Berkaca dari krisis-krisis ekonomi sebelumnya, perekonomian Indonesia tidak pernah kembali pada jalur prediksi awal (trajectory) atau lintasan seharusnya. Perhitungan Bapenas, ada selisih 30 persen lebih rendah antara capaian riil PDB Indonesia pada 2019 dengan trajectory seharusnya bila tanpa krisis ekonomi.
Belajar dari krisis finansial Asia pada 1998, butuh waktu pemulihan lima tahun untuk kembali ke tingkat Produk Domestik Bruto (PDB) sebelum krisis.
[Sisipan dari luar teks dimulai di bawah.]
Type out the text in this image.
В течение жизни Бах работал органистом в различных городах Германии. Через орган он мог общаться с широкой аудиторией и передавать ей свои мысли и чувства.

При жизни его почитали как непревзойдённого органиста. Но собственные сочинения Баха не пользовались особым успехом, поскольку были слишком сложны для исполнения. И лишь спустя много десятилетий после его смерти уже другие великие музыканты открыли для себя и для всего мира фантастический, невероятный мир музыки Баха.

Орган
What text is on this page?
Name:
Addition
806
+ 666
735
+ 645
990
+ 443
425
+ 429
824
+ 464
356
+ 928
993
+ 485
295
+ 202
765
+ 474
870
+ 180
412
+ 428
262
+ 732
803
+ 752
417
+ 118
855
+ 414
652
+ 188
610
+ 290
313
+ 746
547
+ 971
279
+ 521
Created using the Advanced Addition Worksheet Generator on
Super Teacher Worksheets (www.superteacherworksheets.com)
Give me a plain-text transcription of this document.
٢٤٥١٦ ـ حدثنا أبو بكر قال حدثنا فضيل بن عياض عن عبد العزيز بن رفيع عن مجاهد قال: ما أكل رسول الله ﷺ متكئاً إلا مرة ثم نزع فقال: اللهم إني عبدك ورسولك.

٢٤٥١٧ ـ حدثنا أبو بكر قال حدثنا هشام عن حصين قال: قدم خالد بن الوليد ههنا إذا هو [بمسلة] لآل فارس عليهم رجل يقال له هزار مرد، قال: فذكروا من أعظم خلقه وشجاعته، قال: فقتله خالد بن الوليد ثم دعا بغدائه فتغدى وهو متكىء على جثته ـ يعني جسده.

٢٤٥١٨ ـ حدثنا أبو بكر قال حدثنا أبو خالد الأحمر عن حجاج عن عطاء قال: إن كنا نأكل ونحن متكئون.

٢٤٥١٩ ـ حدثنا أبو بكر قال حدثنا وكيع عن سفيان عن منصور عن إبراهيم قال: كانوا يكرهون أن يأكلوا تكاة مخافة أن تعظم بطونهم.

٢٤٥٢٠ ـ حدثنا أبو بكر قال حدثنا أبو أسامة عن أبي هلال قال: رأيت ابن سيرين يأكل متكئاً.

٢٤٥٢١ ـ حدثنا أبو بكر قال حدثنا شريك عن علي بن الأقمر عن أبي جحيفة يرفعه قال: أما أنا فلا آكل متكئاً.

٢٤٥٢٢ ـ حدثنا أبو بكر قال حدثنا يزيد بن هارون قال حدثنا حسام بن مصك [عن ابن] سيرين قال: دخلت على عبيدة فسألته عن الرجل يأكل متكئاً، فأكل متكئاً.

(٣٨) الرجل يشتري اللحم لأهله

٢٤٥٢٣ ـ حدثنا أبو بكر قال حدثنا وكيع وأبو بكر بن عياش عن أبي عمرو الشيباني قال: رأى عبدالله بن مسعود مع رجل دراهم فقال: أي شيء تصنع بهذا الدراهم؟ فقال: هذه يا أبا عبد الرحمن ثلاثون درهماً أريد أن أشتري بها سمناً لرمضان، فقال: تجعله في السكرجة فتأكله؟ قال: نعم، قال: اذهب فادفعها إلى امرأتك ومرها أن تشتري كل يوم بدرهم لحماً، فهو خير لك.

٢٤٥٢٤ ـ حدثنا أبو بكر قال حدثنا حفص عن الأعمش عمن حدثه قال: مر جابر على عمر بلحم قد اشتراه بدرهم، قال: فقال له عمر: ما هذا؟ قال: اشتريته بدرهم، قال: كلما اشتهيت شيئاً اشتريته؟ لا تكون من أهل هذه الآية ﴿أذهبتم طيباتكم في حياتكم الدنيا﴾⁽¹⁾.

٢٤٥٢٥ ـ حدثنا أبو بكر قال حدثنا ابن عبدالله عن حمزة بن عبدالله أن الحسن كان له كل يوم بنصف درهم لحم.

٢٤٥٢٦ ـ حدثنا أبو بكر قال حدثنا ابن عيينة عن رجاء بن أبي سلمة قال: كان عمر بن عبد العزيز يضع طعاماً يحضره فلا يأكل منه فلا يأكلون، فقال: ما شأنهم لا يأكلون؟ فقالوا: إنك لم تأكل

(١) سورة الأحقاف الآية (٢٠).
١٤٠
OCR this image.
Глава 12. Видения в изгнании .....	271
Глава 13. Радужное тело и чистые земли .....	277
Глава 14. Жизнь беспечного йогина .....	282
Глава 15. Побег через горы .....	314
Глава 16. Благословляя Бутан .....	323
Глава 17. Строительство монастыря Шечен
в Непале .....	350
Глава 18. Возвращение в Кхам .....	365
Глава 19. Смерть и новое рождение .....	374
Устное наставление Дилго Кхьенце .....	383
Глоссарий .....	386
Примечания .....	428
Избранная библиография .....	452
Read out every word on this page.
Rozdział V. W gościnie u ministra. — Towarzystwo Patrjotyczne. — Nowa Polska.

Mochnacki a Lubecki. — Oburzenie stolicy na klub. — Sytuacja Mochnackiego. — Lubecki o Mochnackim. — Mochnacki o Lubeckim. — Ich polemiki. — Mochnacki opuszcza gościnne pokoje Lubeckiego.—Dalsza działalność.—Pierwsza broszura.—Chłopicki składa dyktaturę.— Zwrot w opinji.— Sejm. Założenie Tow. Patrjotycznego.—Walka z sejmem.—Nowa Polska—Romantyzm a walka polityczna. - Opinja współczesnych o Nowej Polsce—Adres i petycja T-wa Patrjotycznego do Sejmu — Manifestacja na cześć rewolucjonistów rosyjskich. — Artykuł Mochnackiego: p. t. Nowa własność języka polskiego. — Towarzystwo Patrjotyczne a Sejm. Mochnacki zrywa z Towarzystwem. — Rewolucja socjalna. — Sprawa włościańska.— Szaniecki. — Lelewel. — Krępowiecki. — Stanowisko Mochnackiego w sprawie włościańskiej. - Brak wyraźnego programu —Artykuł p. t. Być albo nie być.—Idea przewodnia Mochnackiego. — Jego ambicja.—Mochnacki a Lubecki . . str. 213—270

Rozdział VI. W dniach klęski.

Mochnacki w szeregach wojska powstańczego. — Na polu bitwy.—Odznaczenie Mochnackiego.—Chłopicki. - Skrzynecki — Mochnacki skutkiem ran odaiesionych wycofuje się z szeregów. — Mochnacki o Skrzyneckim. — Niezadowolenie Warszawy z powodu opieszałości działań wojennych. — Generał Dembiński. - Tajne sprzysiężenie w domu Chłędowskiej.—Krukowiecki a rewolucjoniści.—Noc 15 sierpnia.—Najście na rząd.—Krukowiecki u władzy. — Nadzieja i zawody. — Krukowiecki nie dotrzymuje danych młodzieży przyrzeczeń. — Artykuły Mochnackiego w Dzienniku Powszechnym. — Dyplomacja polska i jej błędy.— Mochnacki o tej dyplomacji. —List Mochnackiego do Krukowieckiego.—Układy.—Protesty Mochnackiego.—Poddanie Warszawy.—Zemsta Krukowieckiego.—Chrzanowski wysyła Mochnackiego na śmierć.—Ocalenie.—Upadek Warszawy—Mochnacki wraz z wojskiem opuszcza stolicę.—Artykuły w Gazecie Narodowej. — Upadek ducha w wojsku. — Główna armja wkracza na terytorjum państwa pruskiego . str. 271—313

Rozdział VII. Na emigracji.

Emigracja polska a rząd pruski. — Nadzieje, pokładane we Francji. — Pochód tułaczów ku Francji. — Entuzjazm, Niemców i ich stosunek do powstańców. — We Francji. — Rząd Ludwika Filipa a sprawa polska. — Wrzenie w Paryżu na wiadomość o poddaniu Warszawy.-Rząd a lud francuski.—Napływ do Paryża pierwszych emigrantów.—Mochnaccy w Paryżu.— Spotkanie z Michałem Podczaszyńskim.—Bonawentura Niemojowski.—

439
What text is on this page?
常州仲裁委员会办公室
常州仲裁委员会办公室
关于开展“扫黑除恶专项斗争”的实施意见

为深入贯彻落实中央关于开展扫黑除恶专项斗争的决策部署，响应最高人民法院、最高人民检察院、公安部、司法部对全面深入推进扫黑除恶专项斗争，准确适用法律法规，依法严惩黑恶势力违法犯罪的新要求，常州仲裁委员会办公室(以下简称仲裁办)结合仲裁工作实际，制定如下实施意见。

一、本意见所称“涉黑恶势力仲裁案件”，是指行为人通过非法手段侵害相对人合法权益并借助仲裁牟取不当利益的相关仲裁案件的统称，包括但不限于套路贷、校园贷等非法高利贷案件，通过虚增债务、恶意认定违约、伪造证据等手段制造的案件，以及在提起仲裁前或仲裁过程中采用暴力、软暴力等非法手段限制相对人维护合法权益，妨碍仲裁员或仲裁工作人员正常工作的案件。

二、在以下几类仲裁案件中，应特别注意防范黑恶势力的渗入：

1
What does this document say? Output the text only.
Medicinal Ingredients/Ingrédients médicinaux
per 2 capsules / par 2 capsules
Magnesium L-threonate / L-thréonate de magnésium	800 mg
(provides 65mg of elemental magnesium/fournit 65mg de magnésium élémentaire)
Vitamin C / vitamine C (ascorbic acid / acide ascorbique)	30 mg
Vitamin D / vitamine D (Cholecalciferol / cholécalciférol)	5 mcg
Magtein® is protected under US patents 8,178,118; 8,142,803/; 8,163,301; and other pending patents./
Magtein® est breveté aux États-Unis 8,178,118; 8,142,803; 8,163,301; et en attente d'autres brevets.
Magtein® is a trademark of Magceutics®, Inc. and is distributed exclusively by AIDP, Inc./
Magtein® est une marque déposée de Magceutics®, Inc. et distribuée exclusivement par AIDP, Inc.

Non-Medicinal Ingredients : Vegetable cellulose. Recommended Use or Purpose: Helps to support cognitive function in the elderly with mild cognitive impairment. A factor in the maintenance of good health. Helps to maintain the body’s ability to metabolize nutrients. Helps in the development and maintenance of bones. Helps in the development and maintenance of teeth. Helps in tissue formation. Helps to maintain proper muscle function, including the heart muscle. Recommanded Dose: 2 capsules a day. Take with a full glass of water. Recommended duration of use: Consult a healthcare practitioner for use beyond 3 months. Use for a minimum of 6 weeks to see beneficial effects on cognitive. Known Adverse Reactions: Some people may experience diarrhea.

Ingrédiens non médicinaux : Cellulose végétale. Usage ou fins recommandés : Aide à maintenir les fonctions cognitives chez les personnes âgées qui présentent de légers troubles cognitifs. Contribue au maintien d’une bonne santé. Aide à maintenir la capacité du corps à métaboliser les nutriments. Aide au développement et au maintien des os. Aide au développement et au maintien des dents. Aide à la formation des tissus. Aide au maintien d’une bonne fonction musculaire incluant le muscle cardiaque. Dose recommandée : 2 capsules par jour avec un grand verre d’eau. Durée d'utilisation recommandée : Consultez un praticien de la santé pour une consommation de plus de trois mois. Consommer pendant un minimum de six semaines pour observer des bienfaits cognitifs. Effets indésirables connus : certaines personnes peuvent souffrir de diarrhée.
Selain itu, butuh 10 tahun setelah krisis Asia atau tepatnya 2008 untuk kembali ke tingkat produktivitas kerja sebelum krisis.
Ekonom Senior Center of Reform on Economics (CORE) Hendri Saparini mengatakan, penyediaan lapangan kerja bagi angkatan kerja menjadi masalah krusial hari ini karena dampak pandemi. Tidak mungkin tercipta pemulihan ekonomi yang tinggi sebelum tercipta serapan tenaga kerja yang luas.
”Saat ini, penduduk usia produktif di atas 15 tahun, 56 persennya hanya lulusan SD dan SMP, 19 persen lulusan SMA dan 12 persen lulusan SMK. Untuk menghadapi kondisi ini investasi harus didorong agar mampu menyerap lapangan kerja yang luas,” terang Hendri.
Pemerintah juga perlu visi pembangunan yang inklusif. Ini agar pertumbuhan ekonomi ini bisa dinikmati semua kalangan dan menyejahterakan semua penduduk.
Menteri Keuangan Sri Mulyani menjelaskan, APBN berperan untuk mendorong pemulihan ekonomi dalam pandemi Covid-19. Saat ini, alokasi anggaran program pemulihan ekonomi nasional (PEN) naik dari Rp 699,43 triliun menjadi Rp 744,75 triliun. Kenaikan ada pada pos untuk perlindungan sosial dari Rp 153,86 triliun menjadi Rp 187,84 triliun serta pos kesehatan dari Rp 193,93 triliun menjadi Rp 214,95 triliun.